At query time, the user’s question is encoded and the top-kk nearest chunk embeddings are retrieved, then prepended to the LLM’s prompt. This RAG paradigm lets LLMs draw on up-to-date evidence without model retraining. However, success depends on retrieving relevant context. If irrelevant text is pulled in, the LLM may still produce incorrect or hallucinated answers.

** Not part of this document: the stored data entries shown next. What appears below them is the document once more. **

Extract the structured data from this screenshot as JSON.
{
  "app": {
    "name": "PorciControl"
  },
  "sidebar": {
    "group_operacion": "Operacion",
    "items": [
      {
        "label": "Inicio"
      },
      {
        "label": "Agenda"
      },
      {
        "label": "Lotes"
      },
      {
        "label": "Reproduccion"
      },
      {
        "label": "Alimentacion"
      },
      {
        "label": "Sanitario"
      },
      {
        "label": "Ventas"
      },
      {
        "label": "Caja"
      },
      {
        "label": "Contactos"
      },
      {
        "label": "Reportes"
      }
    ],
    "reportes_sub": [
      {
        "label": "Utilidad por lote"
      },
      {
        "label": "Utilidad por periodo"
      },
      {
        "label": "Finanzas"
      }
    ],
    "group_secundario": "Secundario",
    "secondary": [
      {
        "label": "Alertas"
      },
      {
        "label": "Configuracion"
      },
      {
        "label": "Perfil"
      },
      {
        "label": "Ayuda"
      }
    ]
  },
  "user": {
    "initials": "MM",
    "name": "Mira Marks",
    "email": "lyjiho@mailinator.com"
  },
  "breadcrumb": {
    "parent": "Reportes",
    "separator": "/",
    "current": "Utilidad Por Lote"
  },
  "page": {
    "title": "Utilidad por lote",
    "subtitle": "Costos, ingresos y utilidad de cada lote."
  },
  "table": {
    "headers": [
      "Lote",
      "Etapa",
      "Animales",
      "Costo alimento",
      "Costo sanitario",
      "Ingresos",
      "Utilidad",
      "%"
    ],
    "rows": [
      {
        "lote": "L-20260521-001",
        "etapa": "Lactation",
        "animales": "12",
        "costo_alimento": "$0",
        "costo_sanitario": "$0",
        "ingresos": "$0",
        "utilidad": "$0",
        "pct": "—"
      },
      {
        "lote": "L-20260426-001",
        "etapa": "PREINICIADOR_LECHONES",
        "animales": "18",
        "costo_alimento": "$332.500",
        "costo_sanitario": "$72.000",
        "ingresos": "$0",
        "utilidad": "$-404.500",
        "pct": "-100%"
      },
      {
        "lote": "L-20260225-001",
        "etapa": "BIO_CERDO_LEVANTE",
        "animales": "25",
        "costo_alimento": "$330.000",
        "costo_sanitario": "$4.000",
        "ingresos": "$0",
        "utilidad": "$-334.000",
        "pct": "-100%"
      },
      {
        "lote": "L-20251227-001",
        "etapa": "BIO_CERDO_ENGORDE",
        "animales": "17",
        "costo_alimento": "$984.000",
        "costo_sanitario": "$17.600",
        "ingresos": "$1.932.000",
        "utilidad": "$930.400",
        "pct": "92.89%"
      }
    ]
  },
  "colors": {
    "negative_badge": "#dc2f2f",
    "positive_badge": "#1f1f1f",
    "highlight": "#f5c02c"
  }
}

To improve reliability, researchers have added filtering and control mechanisms. Singh et al. (2024) introduce ChunkRAG, which uses an LLM-based relevance scorer to filter out retrieved chunks that are loosely related to the query. By discarding non-pertinent context before generation, ChunkRAG reduces hallucinations and improves factual accuracy, outperforming baseline RAG models on precision-critical QA tasks. Another line of work compared RAG with using extremely long context windows. Li et al. (2024) found that a sufficiently large-context model (e.g. GPT-4 32K) can surpass RAG in answer quality when given an entire document, but at much higher compute cost. They propose Self-Route, where the system decides per query whether to use a standard RAG pipeline or a long-context LLM, maintaining high accuracy while cutting costs.

Hybrid Retrieval Models

The retrieval component need not rely solely on dense vector search. Hybrid search models combining dense and sparse methods leverage the strengths of each. Dense neural retrievers excel at semantic matching, whereas sparse keyword search (e.g. BM25) ensures exact term recall. Sawarkar et al. (2024) present “Blended RAG”, which fuses dense and sparse results, achieving higher accuracy on QA benchmarks than either alone. Similarly, in enterprise QA, adding BM25 on top of a dense retriever yielded more accurate, grounded answers than a purely dense approach.

Efficiency is a challenge for hybrid retrieval, since running two search engines in parallel is costly. Zhang et al. (2024) address this with a unified graph-based ANN index for dense + sparse vectors. By aligning dense and sparse vector distributions and using a two-stage retrieval (dense-first, then hybrid), their approach achieves an order-of-magnitude speedup over naive hybrid search at the same accuracy. Beyond text, hybrid RAG systems are starting to incorporate structured knowledge. For example, GraphRAG integrates knowledge graphs into retrieval. Graph-based data encodes relational facts that complement text, but also requires specialized retrievers and fusion logic. Early results show that linking LLMs with graph databases can improve multi-hop reasoning on complex queries.

Overall, the latest research underscores that effective document chunking and advanced retrieval are key to feeding LLMs with external data. By digitizing documents carefully, chunking them intelligently, and using powerful vector or hybrid search, RAG pipelines can provide LLMs with relevant context at scale. These developments – from adaptive chunking to dense-sparse retrieval techniques – are making LLM-based systems more accurate, efficient, and trustworthy for knowledge-intensive applications.